5. A Kelly pad can be improvised by tightly rolling a blanket and covering it with a rubber sheet, two ends of which are to be pinned together and used to conduct the solutions into the foot-tub below.
6. An ironing-board or the leaf of an extension table, supported by two chairs, makes a good table for instruments or solution basins.

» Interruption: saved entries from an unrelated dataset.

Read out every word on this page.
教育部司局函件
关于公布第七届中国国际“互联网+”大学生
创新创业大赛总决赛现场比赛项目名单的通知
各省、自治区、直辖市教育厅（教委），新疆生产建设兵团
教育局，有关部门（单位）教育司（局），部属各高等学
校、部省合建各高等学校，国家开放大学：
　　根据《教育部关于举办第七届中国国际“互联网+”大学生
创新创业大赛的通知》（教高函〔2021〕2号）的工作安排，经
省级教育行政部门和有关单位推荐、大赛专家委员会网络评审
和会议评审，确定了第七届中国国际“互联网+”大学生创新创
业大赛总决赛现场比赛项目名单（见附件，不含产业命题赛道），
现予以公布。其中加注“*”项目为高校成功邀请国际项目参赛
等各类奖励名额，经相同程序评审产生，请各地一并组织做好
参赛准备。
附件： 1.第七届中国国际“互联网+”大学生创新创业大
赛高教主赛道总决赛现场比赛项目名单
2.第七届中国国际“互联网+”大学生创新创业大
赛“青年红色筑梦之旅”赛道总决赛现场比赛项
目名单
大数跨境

7. An ordinary clothes-boiler, one-third filled with water, can be used as a sterilizer, the instruments rolled in gauze, and the brushes and orange sticks (for the doctor’s hands) being immersed therein. The necessary dressings, towels, sheets, fountain syringe, etc., are sterilized by hanging them in a hammock or sling hung from the handles of the boiler. A kitchen fork, lengthened by securely fastening to it an iron spoon, makes a convenient utensil with which to remove the articles from the boiler.
8. An ordinary sheet folded over at the top makes an excellent gown for the operator, if the ends be carefully taken up under the arms, crossed in the back, and used as sleeves for the shoulders and upper part of the arm, the middle of the upper hem of the sheet being pinned to the collar in front.
9. Water boiled in the clothes-boiler or tea-kettles can be quickly cooled by placing pitchers of it, covered with sterile towels or cloths, in a dish-pan or foot-tub of cracked ice.
10. A kettle of water kept boiling during the operation is a great convenience.
11. Salt solution filtered into household preserving jars can be sterilized in the wash-boiler with the other articles.
12. A stretcher can be improvised by slipping two window-poles or broom-handles into the folds of a sheet folded the proper size and securely fastened with safety-pins.
13. The Trendelenburg position can be secured by using an ordinary kitchen chair comfortably padded with a rubber-covered pillow and sheet, the back of the chair being placed under the patient.
14. The patient can be put in the lithotomy position by placing under the knees a padded walking-stick, to the ends of which is fastened a sheet folded diagonally, and passed under the shoulders.